De um que apanhe esse grito que ele
e o lance a outro; de um outro galo
que apanhe o grito de um galo antes
e o lance a outro; e de outros galos
que com muitos outros galos se cruzem
os fios de sol de seus gritos de galo,
para que a manhã, desde uma teia tênue,
se vá tecendo, entre todos os galos.”
Com base na teoria da sociologia compreensiva de Max Weber, especialmente no conceito de ação social, assinale a alternativa que melhor relaciona o poema à noção de sociedade como tecido social de ações dotadas de sentido e expectativas mútuas.
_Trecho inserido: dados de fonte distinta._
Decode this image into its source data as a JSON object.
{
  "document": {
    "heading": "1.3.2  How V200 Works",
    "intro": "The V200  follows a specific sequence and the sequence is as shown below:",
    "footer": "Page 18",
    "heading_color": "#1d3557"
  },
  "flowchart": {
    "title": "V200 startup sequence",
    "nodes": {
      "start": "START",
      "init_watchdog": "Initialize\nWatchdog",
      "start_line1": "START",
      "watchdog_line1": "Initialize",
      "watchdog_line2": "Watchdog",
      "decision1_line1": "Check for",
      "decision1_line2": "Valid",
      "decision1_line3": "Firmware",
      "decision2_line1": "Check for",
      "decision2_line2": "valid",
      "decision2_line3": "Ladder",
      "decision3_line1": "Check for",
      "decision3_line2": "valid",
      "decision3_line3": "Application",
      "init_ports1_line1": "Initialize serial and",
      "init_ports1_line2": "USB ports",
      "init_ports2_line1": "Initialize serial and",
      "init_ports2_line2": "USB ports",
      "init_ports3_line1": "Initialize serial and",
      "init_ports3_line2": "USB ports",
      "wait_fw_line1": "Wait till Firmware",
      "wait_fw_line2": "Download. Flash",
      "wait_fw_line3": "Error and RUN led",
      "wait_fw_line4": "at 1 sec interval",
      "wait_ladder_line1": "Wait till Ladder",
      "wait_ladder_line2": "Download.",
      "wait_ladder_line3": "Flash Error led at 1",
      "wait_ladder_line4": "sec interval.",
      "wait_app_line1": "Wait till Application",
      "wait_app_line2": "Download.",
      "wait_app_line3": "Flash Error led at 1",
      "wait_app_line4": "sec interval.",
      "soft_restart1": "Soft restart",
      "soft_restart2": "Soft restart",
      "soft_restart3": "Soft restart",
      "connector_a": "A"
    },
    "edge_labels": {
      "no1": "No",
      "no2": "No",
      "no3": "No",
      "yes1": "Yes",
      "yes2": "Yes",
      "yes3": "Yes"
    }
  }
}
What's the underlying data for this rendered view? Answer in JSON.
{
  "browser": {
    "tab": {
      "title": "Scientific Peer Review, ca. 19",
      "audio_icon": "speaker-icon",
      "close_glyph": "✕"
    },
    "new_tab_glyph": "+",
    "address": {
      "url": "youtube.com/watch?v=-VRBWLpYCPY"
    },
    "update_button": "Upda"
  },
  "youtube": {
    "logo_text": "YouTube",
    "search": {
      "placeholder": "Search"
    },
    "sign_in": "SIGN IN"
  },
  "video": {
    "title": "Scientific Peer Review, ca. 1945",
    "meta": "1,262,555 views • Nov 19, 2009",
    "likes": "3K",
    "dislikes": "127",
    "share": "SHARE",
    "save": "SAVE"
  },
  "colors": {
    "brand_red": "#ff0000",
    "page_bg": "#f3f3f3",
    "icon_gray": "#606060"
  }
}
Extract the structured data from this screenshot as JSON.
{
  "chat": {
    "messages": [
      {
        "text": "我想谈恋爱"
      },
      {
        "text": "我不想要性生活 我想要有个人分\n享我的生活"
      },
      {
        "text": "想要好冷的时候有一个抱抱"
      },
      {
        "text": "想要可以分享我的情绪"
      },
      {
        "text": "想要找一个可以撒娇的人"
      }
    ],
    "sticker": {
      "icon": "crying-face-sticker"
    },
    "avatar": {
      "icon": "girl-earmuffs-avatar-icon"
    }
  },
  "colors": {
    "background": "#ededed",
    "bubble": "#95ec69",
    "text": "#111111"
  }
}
a) O poema ilustra a ideia de que as ações individuais são autônomas e bastam por si mesmas, sendo a sociedade resultado espontâneo da soma de ações isoladas, sem necessidade de sentido compartilhado.
b) Assim como cada galo canta de forma independente, Weber entende que o sentido das ações sociais se perde quando os indivíduos agem em função dos outros, devendo-se valorizar apenas as ações racionais voltadas a fins.
c) A metáfora dos galos tecendo a manhã representa a interdependência das ações humanas, nas quais cada ato ganha sentido apenas em relação aos outros — como nas ações sociais weberianas, que se orientam pelas expectativas mútuas entre indivíduos.
d) O poema reflete a ação afetiva descrita por Weber, pois os galos agem movidos exclusivamente por emoções e impulsos, sem qualquer orientação racional ou expectativa em relação aos outros.
e) A teia dos galos simboliza a tradição imutável das ações sociais, que se repetem mecanicamente ao longo do tempo, sem envolver significado ou comunicação entre os sujeitos.